Fra gli strazi dei prigionieri, le lagrime delle famiglie, le perfidie dei giudici, giunse, dopo un anno, il giorno del giudizio definitivo.
Il 16 ottobre 1868 si riuniva nella gran sala del palazzo Innocenziano di Monte Citorio il supremo tribunale della Sacra Consulta per giudicare la gran causa di Lesa Maestà.

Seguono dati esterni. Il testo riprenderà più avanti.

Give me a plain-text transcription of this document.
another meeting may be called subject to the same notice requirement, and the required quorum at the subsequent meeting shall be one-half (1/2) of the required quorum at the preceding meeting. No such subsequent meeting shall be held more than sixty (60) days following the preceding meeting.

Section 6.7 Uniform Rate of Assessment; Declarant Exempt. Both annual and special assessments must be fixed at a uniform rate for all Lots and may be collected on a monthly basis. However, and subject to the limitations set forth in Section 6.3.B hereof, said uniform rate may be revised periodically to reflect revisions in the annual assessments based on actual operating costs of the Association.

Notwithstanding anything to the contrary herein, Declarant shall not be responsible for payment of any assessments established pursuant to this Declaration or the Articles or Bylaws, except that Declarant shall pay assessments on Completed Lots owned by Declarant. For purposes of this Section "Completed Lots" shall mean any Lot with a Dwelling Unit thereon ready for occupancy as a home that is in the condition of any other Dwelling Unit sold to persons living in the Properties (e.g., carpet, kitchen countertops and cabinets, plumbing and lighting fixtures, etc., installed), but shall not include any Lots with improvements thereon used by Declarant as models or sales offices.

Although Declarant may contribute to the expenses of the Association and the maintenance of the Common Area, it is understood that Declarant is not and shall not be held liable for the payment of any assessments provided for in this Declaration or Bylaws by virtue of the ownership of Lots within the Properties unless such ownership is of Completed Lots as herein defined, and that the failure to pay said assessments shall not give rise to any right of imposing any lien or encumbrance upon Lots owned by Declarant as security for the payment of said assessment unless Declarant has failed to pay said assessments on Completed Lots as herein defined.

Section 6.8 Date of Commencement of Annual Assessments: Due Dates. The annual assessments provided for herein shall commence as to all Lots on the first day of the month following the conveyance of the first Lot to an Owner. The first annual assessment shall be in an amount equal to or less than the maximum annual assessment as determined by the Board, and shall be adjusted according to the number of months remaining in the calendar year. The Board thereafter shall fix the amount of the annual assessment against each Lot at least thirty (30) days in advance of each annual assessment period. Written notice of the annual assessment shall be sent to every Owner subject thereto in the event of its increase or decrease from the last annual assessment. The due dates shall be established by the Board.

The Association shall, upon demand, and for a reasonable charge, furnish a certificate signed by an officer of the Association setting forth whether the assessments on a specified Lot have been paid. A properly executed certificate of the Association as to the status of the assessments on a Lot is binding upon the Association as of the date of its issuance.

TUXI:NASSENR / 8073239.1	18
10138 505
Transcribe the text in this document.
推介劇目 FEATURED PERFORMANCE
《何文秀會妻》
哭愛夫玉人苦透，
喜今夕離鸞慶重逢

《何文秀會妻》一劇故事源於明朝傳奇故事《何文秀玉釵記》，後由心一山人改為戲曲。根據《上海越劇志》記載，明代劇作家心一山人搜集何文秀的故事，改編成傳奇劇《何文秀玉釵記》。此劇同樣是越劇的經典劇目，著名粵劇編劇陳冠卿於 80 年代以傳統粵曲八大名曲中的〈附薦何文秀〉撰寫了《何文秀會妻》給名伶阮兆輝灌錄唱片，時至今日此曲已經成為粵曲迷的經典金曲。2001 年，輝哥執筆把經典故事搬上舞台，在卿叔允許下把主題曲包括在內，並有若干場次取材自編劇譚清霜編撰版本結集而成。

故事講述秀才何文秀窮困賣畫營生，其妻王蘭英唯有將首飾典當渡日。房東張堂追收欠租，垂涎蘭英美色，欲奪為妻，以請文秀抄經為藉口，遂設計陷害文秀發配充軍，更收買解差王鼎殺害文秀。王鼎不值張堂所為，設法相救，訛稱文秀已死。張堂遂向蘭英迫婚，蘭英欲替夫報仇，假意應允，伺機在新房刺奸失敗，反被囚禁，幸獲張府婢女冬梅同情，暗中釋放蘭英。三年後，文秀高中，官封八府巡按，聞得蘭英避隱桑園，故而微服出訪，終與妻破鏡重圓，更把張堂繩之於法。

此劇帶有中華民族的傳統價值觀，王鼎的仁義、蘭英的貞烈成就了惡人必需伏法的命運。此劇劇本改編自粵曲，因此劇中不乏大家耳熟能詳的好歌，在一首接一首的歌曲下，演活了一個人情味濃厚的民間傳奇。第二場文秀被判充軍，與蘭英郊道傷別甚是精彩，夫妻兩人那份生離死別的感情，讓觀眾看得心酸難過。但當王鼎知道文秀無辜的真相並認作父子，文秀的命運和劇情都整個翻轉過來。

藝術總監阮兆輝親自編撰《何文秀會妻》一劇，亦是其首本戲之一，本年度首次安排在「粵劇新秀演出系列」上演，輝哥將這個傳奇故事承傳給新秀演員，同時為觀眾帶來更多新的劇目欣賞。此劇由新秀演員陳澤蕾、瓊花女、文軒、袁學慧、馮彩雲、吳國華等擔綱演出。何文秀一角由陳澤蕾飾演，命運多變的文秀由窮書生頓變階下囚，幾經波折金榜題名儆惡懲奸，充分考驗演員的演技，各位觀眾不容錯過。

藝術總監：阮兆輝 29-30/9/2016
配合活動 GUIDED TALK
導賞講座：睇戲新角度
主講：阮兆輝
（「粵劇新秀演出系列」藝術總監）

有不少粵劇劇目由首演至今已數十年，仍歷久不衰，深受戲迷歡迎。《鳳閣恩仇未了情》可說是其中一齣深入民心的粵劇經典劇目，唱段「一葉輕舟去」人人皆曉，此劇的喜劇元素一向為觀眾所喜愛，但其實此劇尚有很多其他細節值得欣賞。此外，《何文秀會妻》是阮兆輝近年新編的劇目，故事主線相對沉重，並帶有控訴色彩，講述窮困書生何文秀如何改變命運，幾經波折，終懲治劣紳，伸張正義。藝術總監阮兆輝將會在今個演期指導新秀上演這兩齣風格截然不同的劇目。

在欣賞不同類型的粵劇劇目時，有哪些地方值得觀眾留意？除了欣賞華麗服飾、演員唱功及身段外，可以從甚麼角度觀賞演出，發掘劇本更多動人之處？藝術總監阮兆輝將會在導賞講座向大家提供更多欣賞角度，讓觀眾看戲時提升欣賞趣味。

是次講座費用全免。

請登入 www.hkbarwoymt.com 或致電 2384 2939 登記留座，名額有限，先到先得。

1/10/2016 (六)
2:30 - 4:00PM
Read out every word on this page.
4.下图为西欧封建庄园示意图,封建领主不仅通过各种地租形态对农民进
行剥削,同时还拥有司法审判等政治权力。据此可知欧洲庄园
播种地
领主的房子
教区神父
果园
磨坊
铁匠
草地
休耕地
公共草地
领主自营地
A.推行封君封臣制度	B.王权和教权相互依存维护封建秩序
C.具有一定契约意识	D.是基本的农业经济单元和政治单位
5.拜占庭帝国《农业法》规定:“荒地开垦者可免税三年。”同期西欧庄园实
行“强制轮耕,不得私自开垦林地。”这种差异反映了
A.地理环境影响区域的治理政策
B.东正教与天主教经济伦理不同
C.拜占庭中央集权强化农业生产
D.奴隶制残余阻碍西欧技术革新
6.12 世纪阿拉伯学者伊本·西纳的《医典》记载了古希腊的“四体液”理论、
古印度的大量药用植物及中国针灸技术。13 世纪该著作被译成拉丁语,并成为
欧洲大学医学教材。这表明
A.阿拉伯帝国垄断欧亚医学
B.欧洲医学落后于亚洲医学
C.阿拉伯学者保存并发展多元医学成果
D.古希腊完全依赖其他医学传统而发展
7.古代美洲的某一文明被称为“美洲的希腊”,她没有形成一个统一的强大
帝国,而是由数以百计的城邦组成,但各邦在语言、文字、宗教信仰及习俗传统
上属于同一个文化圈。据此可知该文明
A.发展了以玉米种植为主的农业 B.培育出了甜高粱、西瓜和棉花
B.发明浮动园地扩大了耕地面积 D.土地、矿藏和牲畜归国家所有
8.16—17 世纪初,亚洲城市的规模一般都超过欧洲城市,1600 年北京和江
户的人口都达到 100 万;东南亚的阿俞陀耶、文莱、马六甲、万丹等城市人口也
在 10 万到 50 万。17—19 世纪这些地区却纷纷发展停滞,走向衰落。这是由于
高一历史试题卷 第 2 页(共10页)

Quanto sangue e quanto pianto gronda intorno alle pareti di quella sala, dove furono condannati al patibolo e alle galere tanti generosi patrioti! In quella sala sta scritta tutta la storia del papato moderno, di un potere che si regge col solo puntello delle bajonette e delle mannaje.
Un grande crocifisso pende dalla parete, e sott'esso sta un busto marmoreo di papa Pio IX.
Una gran tavola semicircolare, coperta da un drappo nero, è anteposta a dodici scanni pei giudici, fra i quali uno più elevato per il presidente. A diritta e a sinistra stanno altri scanni, pel procuratore fiscale, per monsignor relatore, pel difensore.
Dodici sono i giudici, compreso il presidente, e tutti prelati; tutti chiercuti, che giudicano della vita e della morte.
Per gli accusati non v'era posto; ch'essi non comparivano innanzi ai loro giudici, nè la loro voce si udiva nella sala del tribunale.
Il giudice processante Marini aveva fatta stampare e distribuire ai giudici la sua relazione del processo, la quale doveva servir di base alla sentenza; perchè i giudici non isvolgono mai le carte processuali, e si rimettono in tutto alla relazione del processante.